Brewer Gutierrez Olaya I, Akshintala Venkata S, Ichkhanian Yervant, Brewer Gala G, Hanada Yuri, Truskey Maria P, Agarwal Amol, Hajiyeva Gulara, Kumbhari Vivek, Kalloo Anthony N, Khashab Mouen A, Ngamruengphong Saowanee
Division of Gastroenterology and hepatology, Johns Hopkins Hospital, Baltimore, Maryland, United States.
Department of Internal Medicine, Johns Hopkins Hospital Baltimore, Maryland, United States.
Endosc Int Open. 2020 Mar;8(3):E313-E325. doi: 10.1055/a-1073-7593. Epub 2020 Feb 21.
Endoscopic full-thickness resection (EFTR) allows for treatment of epithelial and sub-epithelial lesions (SELs) unsuitable to conventional resection techniques. This meta-analysis aimed to assess the efficacy and safety of clip-assisted method for non-exposed EFTR using FTRD or over-the-scope clip of gastrointestinal tumors. A comprehensive literature search was performed. The primary outcome of interest was the rate of histologic complete resection (R0). Secondary outcomes of interest were the rate of enbloc resection, FTR, adverse events, and post-EFTR surgery. Random-effects model was used to calculate pooled estimates and generate forest plots. Eighteen studies with 730 patients and 733 lesions were included in the analyses. Indications for EFTR were difficult/residual colorectal adenoma, adenoma at a diverticulum or appendiceal orifice and early cancer (n = 634), colorectal SELs (n = 42), and upper gastrointestinal lesions (n = 51), other colonic lesions (n = 6). Median size of lesions was 13.5 mm. There were 22 failed EFTR attempts. Pooled overall R0 resection rate was 82 % (95 % CI: 75, 89). The pooled overall FTR rate was 83 % (95 % CI: 77, 89). The pooled overall enbloc resection rate was 95 (95 % CI: 92, 96). The pooled estimates for perforation and bleeding were < 0.1 % and 2 %, respectively. Following EFTR, a total of 110 patients underwent surgery for any reason [pooled rate 7 % (95 % 2, 14). The pooled rates for post-EFTR surgery due to invasive cancer, for non-curative endoscopic resection and for adverse events were 4 %, < 0.1 % and < 0.1 %, respectively. No mortality related to EFTR was noted. EFTR appears to be safe and effective for gastrointestinal lesions that are not amenable to conventional endoscopic resection. This technique should be considered as an alternative to surgery in selected cases.

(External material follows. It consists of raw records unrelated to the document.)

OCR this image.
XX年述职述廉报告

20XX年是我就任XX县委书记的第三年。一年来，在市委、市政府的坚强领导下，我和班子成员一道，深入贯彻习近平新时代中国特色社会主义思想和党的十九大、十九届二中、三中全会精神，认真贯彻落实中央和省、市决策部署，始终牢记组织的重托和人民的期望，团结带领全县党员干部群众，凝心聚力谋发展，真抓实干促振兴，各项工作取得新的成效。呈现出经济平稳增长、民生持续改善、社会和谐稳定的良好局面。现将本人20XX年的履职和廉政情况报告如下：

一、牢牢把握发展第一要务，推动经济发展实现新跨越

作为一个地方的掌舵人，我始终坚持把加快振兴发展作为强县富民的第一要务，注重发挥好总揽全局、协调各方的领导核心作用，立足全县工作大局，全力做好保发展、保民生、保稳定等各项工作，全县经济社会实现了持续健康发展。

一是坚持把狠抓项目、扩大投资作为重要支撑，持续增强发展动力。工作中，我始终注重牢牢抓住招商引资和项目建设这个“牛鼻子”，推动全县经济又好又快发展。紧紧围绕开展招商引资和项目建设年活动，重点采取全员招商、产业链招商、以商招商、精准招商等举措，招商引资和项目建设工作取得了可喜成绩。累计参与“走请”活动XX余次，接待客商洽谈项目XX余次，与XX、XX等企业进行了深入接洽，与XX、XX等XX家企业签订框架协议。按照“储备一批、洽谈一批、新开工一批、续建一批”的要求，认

内镜全层切除术(EFTR)可用于治疗不适于传统切除技术的上皮和上皮下病变(SELs)。本荟萃分析旨在评估使用FTRD或套扎器对胃肠道肿瘤进行非暴露EFTR的夹辅助方法的疗效和安全性。进行了全面的文献检索。主要关注的结局是组织学完全切除率(R0)。次要关注的结局是整块切除率、全层切除率、不良事件和EFTR术后手术情况。采用随机效应模型计算合并估计值并生成森林图。分析纳入了18项研究,共730例患者和733个病变。EFTR的适应证包括困难/残留的结直肠腺瘤、憩室或阑尾开口处的腺瘤以及早期癌症(n = 634)、结直肠SELs(n = 42)、上消化道病变(n = 51)、其他结肠病变(n = 6)。病变的中位大小为13.5mm。有22次EFTR尝试失败。合并的总体R0切除率为82%(95%CI:75,89)。合并的总体全层切除率为83%(95%CI:77,89)。合并的总体整块切除率为95%(95%CI:92,96)。穿孔和出血的合并估计值分别<0.1%和2%。EFTR术后,共有110例患者因任何原因接受了手术[合并率7%(95%CI:2,14)]。因浸润性癌、非治愈性内镜切除和不良事件导致的EFTR术后手术合并率分别为4%、<0.1%和<0.1%。未观察到与EFTR相关的死亡。对于不适于传统内镜切除的胃肠道病变,EFTR似乎是安全有效的。在某些选定的病例中,该技术应被视为手术的替代方法。